BATIMATEC-2022 : La coopération algéro-italienne se consolide

La 24e édition du Salon international du bâtiment, des matériaux de construction et des travaux publics (Batimatec), qui se clôture ce jeudi au Palais des expositions(Alger), a été marquée, encore une fois, par une participation importante des opérateurs italiens, soit près de 80.

Ces derniers ont profité de la manifestation pour mettre en exergue la présence italienne en Algérie et sa performance, notamment dans le domaine minier. C’est ce qu’affirme Christan Zocca, responsable des ventes et représentant de l’entreprise Fraccaroli & Balzan, spécialisée dans les systèmes de recyclage des eaux industrielles.
«Nos machines offrent une haute technologie en matière de traitement de l’eau industrielle, particulièrement celle utilisée dans la transformation du marbre et du granit. Grâce à ces machines, l’eau introduite dans les usines de transformation des pierres est récupérable à hauteur de 98% et seulement 2% de résidus. Il s’agit d’un procédé écologique et économique, surtout que l’eau est une ressource très précieuse», précise Zocca.
L’entreprise a pu doter plusieurs industriels nationaux de cette technologie. «Notre produit est présent dans les usines du groupe Hasnaoui à Sidi Bel-Abbès, à Tamanrasset et à Djanet chez la société Nour», déclare-t-il.
Pour les partenaires italiens, le marché algérien est très stratégique et leur participation aux différentes manifestations économiques similaires est incontournable.
Selon Zocca, l’Algérie recèle d’énormes richesses dans le domaine des mines et un produit de qualité en matière de pierres décoratives. «Ce qui rend, renchérit-il, les opportunités de leur exploitation très intéressantes.» «L’Algérie est la porte de l’Afrique et de par son emplacement géographique, elle peut devenir un grand exportateur de marbre», fait-il observer.

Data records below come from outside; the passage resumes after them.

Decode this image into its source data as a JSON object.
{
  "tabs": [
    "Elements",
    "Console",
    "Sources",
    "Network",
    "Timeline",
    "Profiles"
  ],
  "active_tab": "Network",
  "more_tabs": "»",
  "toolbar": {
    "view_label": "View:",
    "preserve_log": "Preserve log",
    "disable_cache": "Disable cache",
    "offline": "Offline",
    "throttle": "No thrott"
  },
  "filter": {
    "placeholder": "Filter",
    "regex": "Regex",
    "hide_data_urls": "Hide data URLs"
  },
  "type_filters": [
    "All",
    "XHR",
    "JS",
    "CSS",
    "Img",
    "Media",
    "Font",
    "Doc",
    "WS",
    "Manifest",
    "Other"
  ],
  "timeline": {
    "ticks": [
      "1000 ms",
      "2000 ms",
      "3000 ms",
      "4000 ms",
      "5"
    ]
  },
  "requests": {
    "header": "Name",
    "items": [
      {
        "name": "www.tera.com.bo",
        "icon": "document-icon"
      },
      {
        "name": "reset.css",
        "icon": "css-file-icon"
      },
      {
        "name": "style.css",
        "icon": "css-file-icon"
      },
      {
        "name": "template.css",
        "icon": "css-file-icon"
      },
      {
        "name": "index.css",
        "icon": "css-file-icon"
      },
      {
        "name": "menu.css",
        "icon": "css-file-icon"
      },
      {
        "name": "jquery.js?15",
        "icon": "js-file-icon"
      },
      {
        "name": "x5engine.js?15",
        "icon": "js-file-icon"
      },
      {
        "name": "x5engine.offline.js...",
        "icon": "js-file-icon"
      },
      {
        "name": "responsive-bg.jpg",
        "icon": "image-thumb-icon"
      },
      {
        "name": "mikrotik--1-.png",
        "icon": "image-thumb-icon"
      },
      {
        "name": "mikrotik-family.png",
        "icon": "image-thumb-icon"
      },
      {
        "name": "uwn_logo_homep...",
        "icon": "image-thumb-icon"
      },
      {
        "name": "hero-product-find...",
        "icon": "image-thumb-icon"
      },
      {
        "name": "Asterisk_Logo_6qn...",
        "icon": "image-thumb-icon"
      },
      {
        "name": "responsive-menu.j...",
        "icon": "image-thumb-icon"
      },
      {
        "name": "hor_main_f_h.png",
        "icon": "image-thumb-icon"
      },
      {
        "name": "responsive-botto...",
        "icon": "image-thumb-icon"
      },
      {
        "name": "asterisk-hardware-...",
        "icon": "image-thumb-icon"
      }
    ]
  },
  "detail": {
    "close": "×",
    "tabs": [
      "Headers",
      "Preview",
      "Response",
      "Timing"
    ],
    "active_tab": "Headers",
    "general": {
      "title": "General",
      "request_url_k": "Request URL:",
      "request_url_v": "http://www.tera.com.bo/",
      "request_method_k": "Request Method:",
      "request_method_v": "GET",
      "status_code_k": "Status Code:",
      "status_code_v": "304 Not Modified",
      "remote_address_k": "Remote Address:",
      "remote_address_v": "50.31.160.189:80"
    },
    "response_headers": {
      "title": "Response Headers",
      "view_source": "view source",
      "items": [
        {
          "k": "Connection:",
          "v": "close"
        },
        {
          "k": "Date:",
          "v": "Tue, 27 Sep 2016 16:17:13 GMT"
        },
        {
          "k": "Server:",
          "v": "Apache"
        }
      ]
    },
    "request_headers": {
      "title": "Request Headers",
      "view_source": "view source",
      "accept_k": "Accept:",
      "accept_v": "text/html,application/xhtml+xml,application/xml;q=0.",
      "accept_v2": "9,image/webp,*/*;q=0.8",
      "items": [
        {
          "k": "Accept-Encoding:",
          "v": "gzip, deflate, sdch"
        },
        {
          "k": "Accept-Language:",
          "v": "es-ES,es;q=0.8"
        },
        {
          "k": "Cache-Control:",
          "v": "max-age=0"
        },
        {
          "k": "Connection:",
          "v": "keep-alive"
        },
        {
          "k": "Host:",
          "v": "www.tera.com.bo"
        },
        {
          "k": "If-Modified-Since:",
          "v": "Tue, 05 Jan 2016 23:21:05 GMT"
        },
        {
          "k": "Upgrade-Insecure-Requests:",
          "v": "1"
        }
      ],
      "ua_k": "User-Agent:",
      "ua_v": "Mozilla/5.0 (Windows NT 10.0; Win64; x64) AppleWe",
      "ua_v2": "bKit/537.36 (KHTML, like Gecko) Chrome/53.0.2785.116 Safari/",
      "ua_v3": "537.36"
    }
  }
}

Impulser l’activité minière
Chérif Benyoucef, secrétaire général de la Fédération algérienne des mines et des pierres industrielles, met l’accent sur la valorisation du produit national à l’étranger et la protection du label made in Algeria. C’est la démarche que la Fédération adopte en s’inspirant de l’expérience italienne dans ce domaine.
«La Fédération, fraîchement créée, se veut un accompagnateur des jeunes industriels activant à l’échelle nationale dans le domaine de l’exploitation des mines et de la pierre ornementale. Elle vise à relancer un secteur délaissé malgré les richesses existantes et à valoriser le produit algérien à l’étranger», explique-t-il.
Parmi les principales missions de la Fédération, figure la formation des jeunes dans divers métiers relatifs à l’activité minière en amont et en aval.
«Nous travaillons en étroite collaboration avec les Italiens, leaders dans le monde entier dans l’extraction et la transformation du marbre. Nous sommes en passe de conclure une convention dans le but de mettre sur pied une école dédiée à la formation des professionnels de cette activité», ajoute notre interlocuteur.
Le consortium des industriels des mines projette de prendre part à des expositions à l’étranger, notamment en Grèce, en Italie et en Turquie, en vue de faire connaître le produit national. Les perspectives de la coopération algéro-italienne dans le domaine de la pierre décorative sont prometteuses.